Con cada gran actualización de iOS, llegan nuevas funciones, mejoras de seguridad… y también las inevitables quejas. La llegada de iOS 26 no ha sido diferente, y aunque la nueva interfaz Liquid Glass acapara titulares por su aspecto futurista y su mala legibilidad, el clásico problema de la batería tampoco se ha librado de las críticas.
Siempre que aterriza un nuevo sistema operativo en el iPhone pasa lo mismo, son muchos los usuarios que se quejan de que el móvil rinde peor y la batería no dura nada. Apple, consciente de ello, incluyó un aviso en las notas de lanzamiento de iOS 26 donde explica que, tras instalar el nuevo software, los usuarios pueden notar una reducción temporal en la autonomía de sus iPhone. Esto se debe a que iOS necesita tiempo para ejecutar tareas en segundo plano como reindexar archivos, descargar nuevos recursos y actualizar aplicaciones.
Inmediatamente después de completar una actualización, especialmente una versión importante, podrías notar un impacto temporal en la duración de la batería y el rendimiento térmico
Evidentemente, este trabajo en la sombra no es ‘gratis’ y, a cambio, se requiere de un mayor consumo de energía que suele lastrar la autonomía de los dispositivos, sin importar el modelo y si tienes un iPhone más moderno o más antiguo. Es más, Apple admite que las nuevas funciones también pueden requerir más recursos. En este caso, el rediseño Liquid Glass aporta un look más dinámico y transparente, pero implica un mayor esfuerzo para la GPU y la CPU del iPhone.
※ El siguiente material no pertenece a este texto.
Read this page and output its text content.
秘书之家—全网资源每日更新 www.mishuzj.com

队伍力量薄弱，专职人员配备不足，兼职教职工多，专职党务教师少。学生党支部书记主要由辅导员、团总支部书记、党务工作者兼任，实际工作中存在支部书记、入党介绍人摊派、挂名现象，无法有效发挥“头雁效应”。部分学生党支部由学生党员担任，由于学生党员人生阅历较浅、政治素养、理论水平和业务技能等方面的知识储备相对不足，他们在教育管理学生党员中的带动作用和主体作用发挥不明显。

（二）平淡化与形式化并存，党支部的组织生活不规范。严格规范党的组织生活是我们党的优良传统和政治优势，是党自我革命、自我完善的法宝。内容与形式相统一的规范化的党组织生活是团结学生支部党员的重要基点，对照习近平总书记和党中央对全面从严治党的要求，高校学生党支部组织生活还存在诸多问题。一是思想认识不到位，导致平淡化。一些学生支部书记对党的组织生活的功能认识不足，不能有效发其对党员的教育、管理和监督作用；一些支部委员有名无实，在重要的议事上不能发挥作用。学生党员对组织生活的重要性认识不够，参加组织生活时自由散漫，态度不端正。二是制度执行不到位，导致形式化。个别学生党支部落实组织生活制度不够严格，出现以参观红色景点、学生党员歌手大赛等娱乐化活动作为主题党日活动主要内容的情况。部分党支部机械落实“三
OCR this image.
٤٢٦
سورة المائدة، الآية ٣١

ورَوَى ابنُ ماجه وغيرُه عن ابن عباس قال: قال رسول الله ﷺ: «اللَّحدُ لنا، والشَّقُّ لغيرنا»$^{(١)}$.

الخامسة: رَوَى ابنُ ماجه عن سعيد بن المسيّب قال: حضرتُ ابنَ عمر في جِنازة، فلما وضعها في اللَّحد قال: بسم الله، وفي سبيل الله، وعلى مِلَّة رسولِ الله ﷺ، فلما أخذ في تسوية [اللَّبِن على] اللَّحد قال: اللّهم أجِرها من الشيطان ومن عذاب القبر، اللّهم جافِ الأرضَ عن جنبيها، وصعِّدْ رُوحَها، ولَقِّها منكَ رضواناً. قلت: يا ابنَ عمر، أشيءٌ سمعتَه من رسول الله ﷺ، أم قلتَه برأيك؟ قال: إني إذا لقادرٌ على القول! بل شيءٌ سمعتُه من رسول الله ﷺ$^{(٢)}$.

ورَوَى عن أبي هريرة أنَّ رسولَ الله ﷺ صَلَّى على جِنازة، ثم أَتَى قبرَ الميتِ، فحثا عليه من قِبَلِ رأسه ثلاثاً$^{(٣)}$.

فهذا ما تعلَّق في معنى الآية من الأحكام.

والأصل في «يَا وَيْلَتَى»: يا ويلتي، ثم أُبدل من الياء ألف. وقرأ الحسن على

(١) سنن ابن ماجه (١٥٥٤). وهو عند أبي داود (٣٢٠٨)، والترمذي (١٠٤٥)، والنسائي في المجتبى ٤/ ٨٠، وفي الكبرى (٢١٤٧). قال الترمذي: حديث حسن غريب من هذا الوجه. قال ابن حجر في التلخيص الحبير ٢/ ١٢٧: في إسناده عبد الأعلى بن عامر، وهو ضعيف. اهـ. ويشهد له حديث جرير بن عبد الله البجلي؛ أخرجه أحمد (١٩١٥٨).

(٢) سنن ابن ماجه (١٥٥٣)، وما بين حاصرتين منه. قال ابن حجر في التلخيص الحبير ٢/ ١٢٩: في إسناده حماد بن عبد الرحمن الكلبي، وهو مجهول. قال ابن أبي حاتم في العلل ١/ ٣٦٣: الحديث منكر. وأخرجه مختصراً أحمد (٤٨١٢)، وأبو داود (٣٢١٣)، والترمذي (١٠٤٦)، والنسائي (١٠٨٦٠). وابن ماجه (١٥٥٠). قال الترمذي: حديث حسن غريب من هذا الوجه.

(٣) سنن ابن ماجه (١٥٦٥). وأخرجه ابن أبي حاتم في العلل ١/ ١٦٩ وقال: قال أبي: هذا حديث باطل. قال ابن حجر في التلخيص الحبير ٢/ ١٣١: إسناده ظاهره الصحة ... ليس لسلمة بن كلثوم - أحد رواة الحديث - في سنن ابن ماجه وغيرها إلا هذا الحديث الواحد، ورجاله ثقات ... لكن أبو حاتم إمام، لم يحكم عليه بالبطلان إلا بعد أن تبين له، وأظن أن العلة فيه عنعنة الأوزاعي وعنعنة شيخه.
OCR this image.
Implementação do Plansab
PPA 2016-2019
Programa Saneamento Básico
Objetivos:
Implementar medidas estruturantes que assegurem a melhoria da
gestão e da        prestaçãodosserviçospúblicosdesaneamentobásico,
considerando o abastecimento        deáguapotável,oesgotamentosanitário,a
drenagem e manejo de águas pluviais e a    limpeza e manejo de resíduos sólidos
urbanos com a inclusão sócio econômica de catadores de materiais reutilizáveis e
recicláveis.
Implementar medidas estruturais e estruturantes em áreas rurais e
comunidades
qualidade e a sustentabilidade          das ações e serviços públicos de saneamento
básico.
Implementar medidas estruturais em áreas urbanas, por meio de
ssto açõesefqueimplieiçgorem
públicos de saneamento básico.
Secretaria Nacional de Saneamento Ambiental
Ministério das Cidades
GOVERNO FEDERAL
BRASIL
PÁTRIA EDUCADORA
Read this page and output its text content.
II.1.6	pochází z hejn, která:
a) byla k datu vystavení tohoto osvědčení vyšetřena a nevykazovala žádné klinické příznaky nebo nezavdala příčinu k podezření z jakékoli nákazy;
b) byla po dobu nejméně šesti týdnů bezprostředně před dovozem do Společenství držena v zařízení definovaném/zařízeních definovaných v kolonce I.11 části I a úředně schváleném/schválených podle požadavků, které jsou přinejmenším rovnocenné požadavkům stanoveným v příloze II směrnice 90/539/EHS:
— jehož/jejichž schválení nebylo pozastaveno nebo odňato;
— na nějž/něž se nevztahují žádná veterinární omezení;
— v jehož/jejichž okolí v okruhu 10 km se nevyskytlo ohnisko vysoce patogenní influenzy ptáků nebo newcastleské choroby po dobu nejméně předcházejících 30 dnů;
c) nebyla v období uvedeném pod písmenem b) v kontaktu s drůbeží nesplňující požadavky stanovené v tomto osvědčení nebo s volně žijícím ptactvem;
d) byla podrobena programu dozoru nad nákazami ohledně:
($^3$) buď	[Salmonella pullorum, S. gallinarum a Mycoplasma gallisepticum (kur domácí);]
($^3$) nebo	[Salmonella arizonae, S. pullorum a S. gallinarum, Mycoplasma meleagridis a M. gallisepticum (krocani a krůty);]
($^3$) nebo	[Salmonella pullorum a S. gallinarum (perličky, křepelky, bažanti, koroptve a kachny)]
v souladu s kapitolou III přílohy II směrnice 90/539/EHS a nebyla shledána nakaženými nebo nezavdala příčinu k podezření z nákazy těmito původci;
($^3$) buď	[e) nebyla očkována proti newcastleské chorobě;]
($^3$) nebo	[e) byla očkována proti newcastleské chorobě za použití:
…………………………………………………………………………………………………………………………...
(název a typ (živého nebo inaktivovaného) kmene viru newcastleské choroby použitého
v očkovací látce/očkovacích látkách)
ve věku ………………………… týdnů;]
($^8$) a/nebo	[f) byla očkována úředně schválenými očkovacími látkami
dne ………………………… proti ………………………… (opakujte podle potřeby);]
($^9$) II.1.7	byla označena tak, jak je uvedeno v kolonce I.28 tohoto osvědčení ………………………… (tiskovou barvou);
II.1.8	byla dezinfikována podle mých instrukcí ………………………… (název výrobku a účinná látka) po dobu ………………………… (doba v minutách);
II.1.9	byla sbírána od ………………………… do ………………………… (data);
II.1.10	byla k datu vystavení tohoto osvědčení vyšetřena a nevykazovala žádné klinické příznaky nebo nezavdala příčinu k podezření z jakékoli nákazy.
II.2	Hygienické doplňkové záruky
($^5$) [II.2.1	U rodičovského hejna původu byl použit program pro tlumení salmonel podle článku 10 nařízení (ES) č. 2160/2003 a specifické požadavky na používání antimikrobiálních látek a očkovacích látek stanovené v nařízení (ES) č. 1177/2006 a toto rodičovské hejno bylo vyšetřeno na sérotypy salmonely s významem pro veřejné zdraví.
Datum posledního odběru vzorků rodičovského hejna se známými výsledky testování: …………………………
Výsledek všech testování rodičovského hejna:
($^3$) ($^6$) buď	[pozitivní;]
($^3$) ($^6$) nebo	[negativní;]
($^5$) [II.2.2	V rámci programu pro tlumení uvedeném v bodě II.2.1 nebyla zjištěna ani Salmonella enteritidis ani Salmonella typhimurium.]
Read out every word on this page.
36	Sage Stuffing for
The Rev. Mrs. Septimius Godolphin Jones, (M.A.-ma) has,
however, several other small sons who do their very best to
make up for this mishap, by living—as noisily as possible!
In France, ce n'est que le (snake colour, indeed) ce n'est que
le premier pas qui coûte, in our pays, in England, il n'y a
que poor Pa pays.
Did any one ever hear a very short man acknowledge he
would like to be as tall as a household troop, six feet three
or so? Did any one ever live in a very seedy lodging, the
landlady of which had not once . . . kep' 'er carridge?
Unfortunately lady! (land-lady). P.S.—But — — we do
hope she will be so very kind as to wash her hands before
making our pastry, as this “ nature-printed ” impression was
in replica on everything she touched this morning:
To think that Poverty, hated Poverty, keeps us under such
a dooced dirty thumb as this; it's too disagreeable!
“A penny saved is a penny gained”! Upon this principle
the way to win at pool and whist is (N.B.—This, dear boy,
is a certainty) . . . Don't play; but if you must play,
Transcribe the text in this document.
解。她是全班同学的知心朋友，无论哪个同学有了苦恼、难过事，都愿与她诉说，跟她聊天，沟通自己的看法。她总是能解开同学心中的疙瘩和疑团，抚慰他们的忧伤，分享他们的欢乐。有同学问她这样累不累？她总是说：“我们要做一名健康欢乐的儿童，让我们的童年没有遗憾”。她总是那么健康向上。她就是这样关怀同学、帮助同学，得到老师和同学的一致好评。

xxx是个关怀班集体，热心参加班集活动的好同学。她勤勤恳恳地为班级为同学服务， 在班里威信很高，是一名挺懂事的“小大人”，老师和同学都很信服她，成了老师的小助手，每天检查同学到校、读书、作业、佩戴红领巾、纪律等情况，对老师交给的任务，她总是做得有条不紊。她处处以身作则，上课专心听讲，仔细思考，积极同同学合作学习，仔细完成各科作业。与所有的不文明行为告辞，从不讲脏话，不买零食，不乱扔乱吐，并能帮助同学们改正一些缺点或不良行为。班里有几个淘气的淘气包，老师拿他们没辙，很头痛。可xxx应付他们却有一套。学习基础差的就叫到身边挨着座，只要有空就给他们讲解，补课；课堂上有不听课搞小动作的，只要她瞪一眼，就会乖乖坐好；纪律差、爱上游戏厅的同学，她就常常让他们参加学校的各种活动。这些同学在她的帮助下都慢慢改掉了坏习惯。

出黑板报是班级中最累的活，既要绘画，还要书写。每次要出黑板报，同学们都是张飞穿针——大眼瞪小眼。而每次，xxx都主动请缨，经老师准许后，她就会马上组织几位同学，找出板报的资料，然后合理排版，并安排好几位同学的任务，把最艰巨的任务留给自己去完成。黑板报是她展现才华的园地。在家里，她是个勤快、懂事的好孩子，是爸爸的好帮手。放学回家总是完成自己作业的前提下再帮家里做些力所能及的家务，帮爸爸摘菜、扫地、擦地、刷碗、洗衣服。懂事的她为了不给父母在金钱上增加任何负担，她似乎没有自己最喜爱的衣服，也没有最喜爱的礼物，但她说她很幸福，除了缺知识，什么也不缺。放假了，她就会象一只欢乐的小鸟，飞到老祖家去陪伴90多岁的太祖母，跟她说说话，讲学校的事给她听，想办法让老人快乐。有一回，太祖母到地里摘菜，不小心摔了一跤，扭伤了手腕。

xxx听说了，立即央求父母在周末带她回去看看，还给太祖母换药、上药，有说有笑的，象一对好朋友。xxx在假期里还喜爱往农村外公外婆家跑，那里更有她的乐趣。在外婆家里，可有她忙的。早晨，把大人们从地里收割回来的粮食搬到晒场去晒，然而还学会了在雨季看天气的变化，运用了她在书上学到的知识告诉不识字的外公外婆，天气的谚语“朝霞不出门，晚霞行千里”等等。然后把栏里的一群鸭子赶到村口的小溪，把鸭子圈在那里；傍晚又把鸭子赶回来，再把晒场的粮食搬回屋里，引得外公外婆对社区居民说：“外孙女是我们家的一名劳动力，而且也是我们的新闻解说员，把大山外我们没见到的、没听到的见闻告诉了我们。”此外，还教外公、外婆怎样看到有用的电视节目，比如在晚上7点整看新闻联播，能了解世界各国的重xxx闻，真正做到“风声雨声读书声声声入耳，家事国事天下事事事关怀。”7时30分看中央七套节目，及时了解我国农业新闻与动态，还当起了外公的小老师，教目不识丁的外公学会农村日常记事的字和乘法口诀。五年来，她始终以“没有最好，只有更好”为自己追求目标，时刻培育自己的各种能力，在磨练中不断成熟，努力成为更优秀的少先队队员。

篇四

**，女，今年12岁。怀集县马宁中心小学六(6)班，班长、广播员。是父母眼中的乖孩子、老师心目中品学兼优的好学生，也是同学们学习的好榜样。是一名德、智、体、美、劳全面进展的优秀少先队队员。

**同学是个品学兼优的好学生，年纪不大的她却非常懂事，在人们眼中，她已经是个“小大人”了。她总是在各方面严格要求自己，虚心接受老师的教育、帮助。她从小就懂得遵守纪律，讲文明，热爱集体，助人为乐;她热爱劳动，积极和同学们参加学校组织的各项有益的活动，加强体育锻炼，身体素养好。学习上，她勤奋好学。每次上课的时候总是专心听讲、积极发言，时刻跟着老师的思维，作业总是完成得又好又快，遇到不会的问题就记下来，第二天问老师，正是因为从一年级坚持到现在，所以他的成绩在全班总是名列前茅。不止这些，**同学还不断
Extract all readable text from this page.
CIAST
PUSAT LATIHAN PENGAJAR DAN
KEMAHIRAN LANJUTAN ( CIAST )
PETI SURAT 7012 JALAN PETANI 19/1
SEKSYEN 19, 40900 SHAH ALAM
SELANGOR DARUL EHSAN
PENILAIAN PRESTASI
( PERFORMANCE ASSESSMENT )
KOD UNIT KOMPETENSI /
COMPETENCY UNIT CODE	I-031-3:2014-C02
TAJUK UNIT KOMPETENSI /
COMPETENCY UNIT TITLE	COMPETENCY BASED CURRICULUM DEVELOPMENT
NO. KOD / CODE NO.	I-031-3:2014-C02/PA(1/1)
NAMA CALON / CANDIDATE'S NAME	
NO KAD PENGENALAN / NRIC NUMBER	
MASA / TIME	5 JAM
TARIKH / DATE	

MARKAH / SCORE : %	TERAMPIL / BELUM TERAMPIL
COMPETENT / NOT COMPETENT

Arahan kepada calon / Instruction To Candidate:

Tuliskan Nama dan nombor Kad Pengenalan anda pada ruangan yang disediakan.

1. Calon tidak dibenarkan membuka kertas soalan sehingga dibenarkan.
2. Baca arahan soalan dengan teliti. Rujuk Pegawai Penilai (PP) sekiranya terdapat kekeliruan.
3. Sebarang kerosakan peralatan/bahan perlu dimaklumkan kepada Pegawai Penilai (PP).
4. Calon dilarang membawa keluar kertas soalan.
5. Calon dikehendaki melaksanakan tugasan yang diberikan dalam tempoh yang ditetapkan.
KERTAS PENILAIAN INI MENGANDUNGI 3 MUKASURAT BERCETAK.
Sobre el papel, son molestias pasajeras que, con el paso de las actualizaciones menores, se irán puliendo y acabarán desapareciendo. PEro, si acabas de instalar iOS 26 y notas que tu iPhone no aguanta como antes, aquí tienes tres consejos que pueden ayudarte a mejorar la autonomía.
Espera un par de días
Es el primer consejo y probablemente el más sencillo, aunque a veces el más difícil de seguir: ten paciencia. Como acabamos de decir, justo después de una gran actualización, el iPhone trabaja intensamente en segundo plano al indexar archivos para Spotlight, sincronizar fotos, reordenar la biblioteca musical, ajustar configuraciones de apps, etc.
Por eso, si notas que la batería vuela en las primeras horas, no entres en pánico. Lo habitual es que la situación mejore por sí sola en uno o dos días, cuando el sistema termine de organizarse.
Comprueba el consumo de batería por aplicaciones
En algunos casos, el problema no está en iOS 26 como tal, sino en aplicaciones que se comportan mal tras la actualización. Una app mal optimizada o con un bug puede disparar su consumo energético.
Para comprobarlo, ve a:
- App de Ajustes.
- Menú de Batería.
- Revisa la lista de aplicaciones ordenadas por porcentaje de uso.
Si detectas alguna con cifras inusuales, prueba primero a actualizarla desde la App Store. Si el problema persiste, elimínala y reinstálala.
Reduce los efectos visuales de Liquid Glass
La nueva interfaz Liquid Glass es sin duda uno de los grandes protagonistas (para bien y para mal) de iOS 26. Respecto a la autonomía del móvil, hay que aclarar que sus transparencias dinámicas y animaciones fluidas consumen más recursos gráficos y, por consiguiente, en modelos de iPhone más antiguos esto puede notarse con un drenaje adicional de batería.
La buena noticia es que, si no puedes regresar a iOS 18, sí que puedes desactivar parte de esos efectos. Basta con ir a:
- App de Ajustes.
- Menú de Accesibilidad.
- Selecciona Pantalla y tamaño del texto.
- Activa las opciones Reducir transparencia y Reducir movimiento.